Mercedes-Benz fait face à une interdiction américaine et à la suppression de dizaines de milliers d’emplois alors que les législateurs américains tentent de réprimer le marché.
Environ 20 pour cent des constructeurs de voitures de luxe sont liés à la Chine, ce qui constituerait un gros problème si la nouvelle loi était adoptée par la Chambre des représentants.
La HR 7389, connue sous le nom de Loi sur la modernisation des véhicules automobiles de 2026, a été introduite par le représentant Brett Guthrie en février et interdirait effectivement la vente ou la production de tout groupe automobile détenant plus de 15 % de participation chinoise dans son entreprise.
Le plus grand investisseur du constructeur automobile allemand est BAIC, le constructeur automobile public chinois, qui détient une participation de 9,98 pour cent. Son deuxième actionnaire est le milliardaire chinois Li Shufu, qui détient une participation de 9,69 % dans la société, selon CNBC.
Si la loi n’exonère pas Mercedes-Benz, les Américains pourraient perdre plus de 10 000 emplois dans l’entreprise aux États-Unis.
Le constructeur automobile possède actuellement deux usines d’assemblage à Tuscaloosa, en Alabama, et à Charleston, en Caroline du Sud.

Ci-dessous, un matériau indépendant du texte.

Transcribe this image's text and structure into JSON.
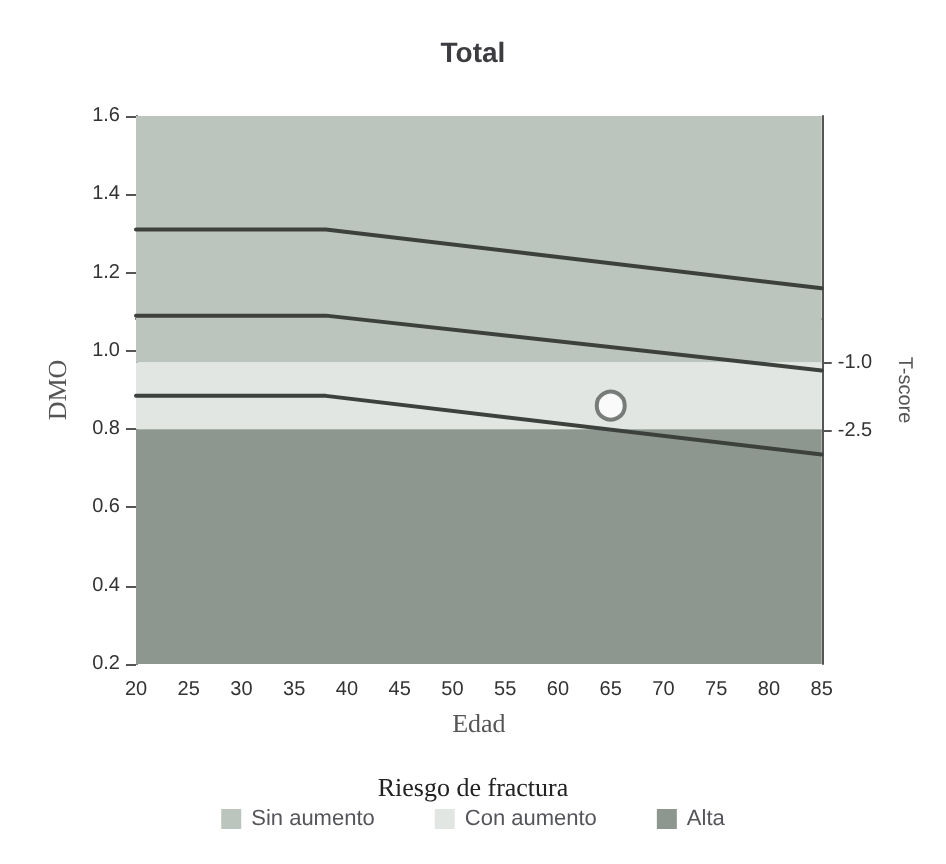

Plus de cinq millions de véhicules ont été produits dans l’usine d’Alabama depuis l’ouverture de l’usine en 1997, a rapporté CNBC. Plus de 450 000 fourgons ont été fabriqués en Caroline du Sud depuis 2006.
Un porte-parole de Mercedes-Benz a déclaré à Bloomberg que l’entreprise continuerait à travailler avec les législateurs pour garantir que toute nouvelle législation leur permettrait de continuer à servir leur clientèle américaine.
Le constructeur allemand de voitures de luxe Mercedes-Benz pourrait bientôt être interdit aux États-Unis si le projet de loi est adopté, car il est détenu à 20 % par des entités chinoises.
La loi H.R. 7389, connue sous le nom de Loi sur la modernisation des véhicules automobiles de 2026, a été introduite par le représentant Brett Guthrie en février et interdirait effectivement la vente ou la production de tout groupe automobile détenant plus de 15 % de participation par une entité gouvernementale d’un adversaire étranger.
Le deuxième actionnaire de Mercedes-Benz est le milliardaire chinois Li Shufu, qui détient une participation de 9,69 % dans la société. Le plus grand investisseur du constructeur automobile allemand est BAIC, le constructeur automobile chinois, qui détient une participation de 9,98 pour cent.
C’est l’une des marques automobiles les plus vendues en Amérique.
Le Daily Mail a contacté Mercedes-Benz et la commission de l’énergie et du commerce, qui a présenté le projet de loi, pour obtenir leurs commentaires.
La loi ne s’applique pas exclusivement aux participations chinoises, mais à toute entité gouvernementale d’un adversaire étranger qui contrôle plus de 15 %, ont rapporté CNBC et Bloomberg. Cela inclurait la Chine, la Russie et la Corée du Nord.
Deux sources proches de la législation ont déclaré à CNBC qu’elles pensaient que le projet de loi, tel qu’il est actuellement rédigé, interdirait l’entrée de Mercedes-Benz aux États-Unis.
“Le langage est sans équivoque”, a déclaré l’ancien conseiller en politique automobile.
Cela survient alors que les États-Unis tentent de contrôler la part des constructeurs automobiles chinois sur le marché américain.
Le projet de loi autorise des exceptions pour les entreprises chinoises qui ne bénéficient pas du soutien de l’État.
S’il est approuvé, il entrerait en vigueur le 1er janvier 2026 et interdirait les entreprises pendant cinq ans.